Sunday, December 10, 2006

Ollabelle - Riverside Battle Songs

This fall I went a little crazy with music samplers. Facebook’s Apple Students group offered free downloads of 25 songs per week for every week from mid-August through the end of September and Paste Magazine then sent me two sample issues of the magazine to try to lure me into subscribing. (Note to editors – it worked.) Each of their issues comes with a sampler CD. So, what I do it put the sampler on itunes which I nearly always play on party shuffle (or on my ipod which is in shuffle mode most of the time) and every once in a while one of these new songs would come up. If I hated it (or if I just wasn't a big fan) I deleted it from my computer. Sometimes I'd let it pop up a couple of times before I pulled the trigger but sometimes I didn't even get through the whole song. Note: I deleted all 50 songs from the two rap/hip-hop samplers from Facebook. Hey but at least I tried them!

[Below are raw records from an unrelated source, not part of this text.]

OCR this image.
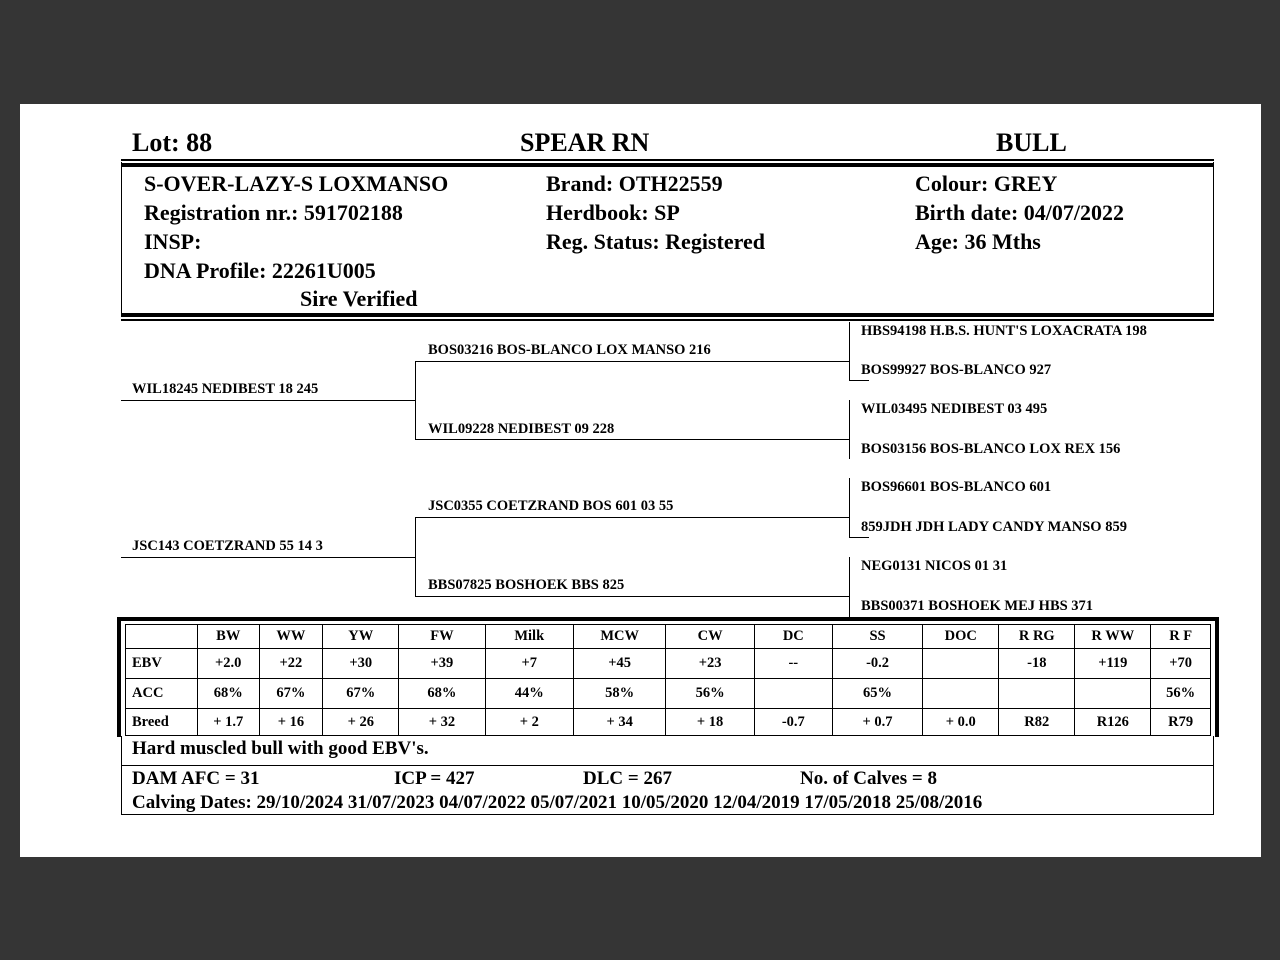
Lot: 88	SPEAR RN	BULL
S-OVER-LAZY-S LOXMANSO
Registration nr.: 591702188
INSP:
DNA Profile: 22261U005
Sire Verified
Brand: OTH22559
Herdbook: SP
Reg. Status: Registered
Colour: GREY
Birth date: 04/07/2022
Age: 36 Mths
WIL18245 NEDIBEST 18 245
JSC143 COETZRAND 55 14 3
BOS03216 BOS-BLANCO LOX MANSO 216
WIL09228 NEDIBEST 09 228
JSC0355 COETZRAND BOS 601 03 55
BBS07825 BOSHOEK BBS 825
HBS94198 H.B.S. HUNT'S LOXACRATA 198
BOS99927 BOS-BLANCO 927
WIL03495 NEDIBEST 03 495
BOS03156 BOS-BLANCO LOX REX 156
BOS96601 BOS-BLANCO 601
859JDH JDH LADY CANDY MANSO 859
NEG0131 NICOS 01 31
BBS00371 BOSHOEK MEJ HBS 371
	BW	WW	YW	FW	Milk	MCW	CW	DC	SS	DOC	R RG	R WW	R F
EBV	+2.0	+22	+30	+39	+7	+45	+23	--	-0.2		-18	+119	+70
ACC	68%	67%	67%	68%	44%	58%	56%		65%				56%
Breed	+ 1.7	+ 16	+ 26	+ 32	+ 2	+ 34	+ 18	-0.7	+ 0.7	+ 0.0	R82	R126	R79
Hard muscled bull with good EBV's.
DAM AFC = 31	ICP = 427	DLC = 267	No. of Calves = 8
Calving Dates: 29/10/2024 31/07/2023 04/07/2022 05/07/2021 10/05/2020 12/04/2019 17/05/2018 25/08/2016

So here I am at home listening to my music on my computer and suddenly this song comes on which made me stop what I was doing and listen. Then, I called Laura and made her listen. She liked it too. I think I even listened a third time. The song was a rollicking blues/roots piano song called "Fall Back" with great singing and harmonies. It was a lot of fun. It was hard to say who it reminded me of – maybe The Band with it’s laid back style but the harmonies were better. Turns out it was a band named Ollabelle. I did a little research, listened to a few seconds of their other tracks online and ordered their CD, Riverside Battle Songs, from Amazon.

The CD arrived a couple of weeks ago and it’s been living in my car and on my ipod ever since. It’s exquisite. The reason that the CD reminded me of The Band is that one of the two women is Amy Helm, daughter of The Band’s Levon Helm. But this music isn’t just derivative, although it harks back to an earlier time with covers of old gospel songs. It’s a wonderful mix of roots music and tight harmonies with great instrumental backing that continues to surprise me from track to track with piano or pedal steel or guitar. This is a great album – I love listening to it when I’m driving in the dark (which is most of the time lately with the days so short.) This one is worth sampling at itunes.

(In case anyone wonders, my sampler frenzy resulted in two purchases so far, the other being Say I Am You by the Weepies.)